Businesses want a re-negotiated relationship with Europe
14th January 2013
Ahead of the Prime Minister's long-awaited policy speech on Europe later this month, the British Chambers of Commerce (BCC) has today called for a pragmatic re-negotiation of Britain's relationship with the rest of the EU, reflecting the interests of businesses across the economy.

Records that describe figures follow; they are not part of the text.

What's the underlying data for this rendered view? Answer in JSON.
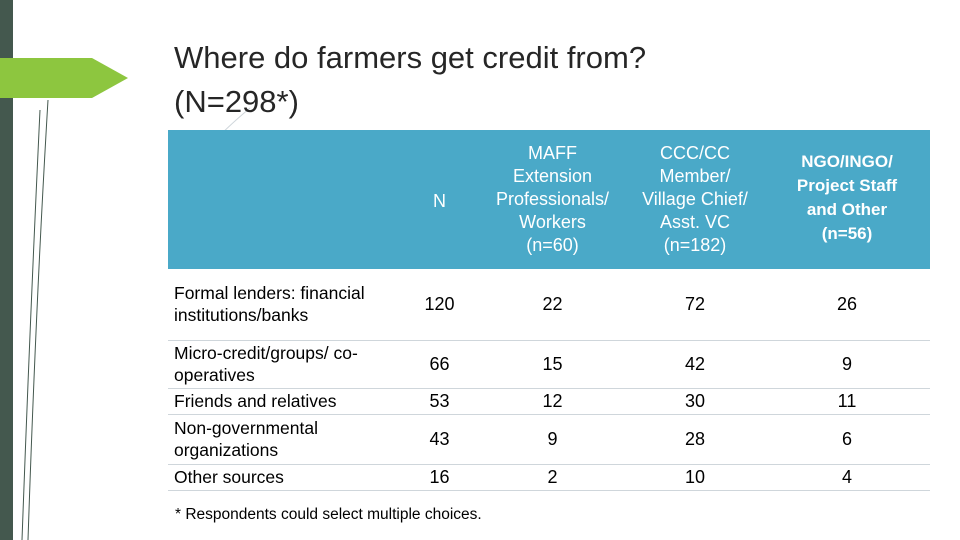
{
  "slide": {
    "title_line1": "Where do farmers get credit from?",
    "title_line2": "(N=298*)",
    "footnote": "* Respondents could select multiple choices."
  },
  "table": {
    "headers": {
      "blank": "",
      "n": "N",
      "maff": [
        "MAFF",
        "Extension",
        "Professionals/",
        "Workers",
        "(n=60)"
      ],
      "ccc": [
        "CCC/CC",
        "Member/",
        "Village Chief/",
        "Asst. VC",
        "(n=182)"
      ],
      "ngo": [
        "NGO/INGO/",
        "Project Staff",
        "and Other",
        "(n=56)"
      ]
    },
    "rows": [
      {
        "label": "Formal lenders: financial institutions/banks",
        "n": "120",
        "maff": "22",
        "ccc": "72",
        "ngo": "26"
      },
      {
        "label": "Micro-credit/groups/ co-operatives",
        "n": "66",
        "maff": "15",
        "ccc": "42",
        "ngo": "9"
      },
      {
        "label": "Friends and relatives",
        "n": "53",
        "maff": "12",
        "ccc": "30",
        "ngo": "11"
      },
      {
        "label": "Non-governmental organizations",
        "n": "43",
        "maff": "9",
        "ccc": "28",
        "ngo": "6"
      },
      {
        "label": "Other sources",
        "n": "16",
        "maff": "2",
        "ccc": "10",
        "ngo": "4"
      }
    ]
  },
  "colors": {
    "header_bg": "#4aa9c8",
    "row_alt": "#dfe4e7",
    "left_bar": "#44584e",
    "arrow": "#8dc63f"
  }
}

BCC research shows that only 12% of firms want to leave the EU altogether, and only 26% want to maintain the status quo whereas 47% want to negotiate a looser relationship while remaining a part of the European Union. More than half of firms (52%) believe that the ongoing uncertainty in the Eurozone will have a significant impact on their business in 2013, and more than one-third (35%) said the disadvantages around the rules and regulations imposed by Brussels now outweigh the benefits of being part of the Single Market. Commenting ahead of the Prime Minister's speech on Britain and the EU, John Longworth, Director General of the British Chambers of Commerce, said: -After months of endless press speculation, the time has come for the Prime Minister to set out how the government intends to tackle the question of Britain's future place in Europe. -Businesses across Britain are pragmatic, and want both a re-negotiated relationship and a reinvigorated Single Market. The Prime Minister should ignore the siren songs of both the Europhiles and the Europhobes, and negotiate a new European settlement that is in Britain's national economic interest. -Inaction on Europe favours only global companies and the Brussels elite, while sleepwalking towards the exit door without a plan favours no one at all. -We should not be afraid to set out our stall, because we start with a strong negotiating position. Our trade with the rest of Europe is in deficit, so it is not in Europe's interest to exclude the UK. And if we continue to confidently develop our trade with the rest of the world, as so many companies both small and large have in recent years, our negotiating position becomes even stronger still.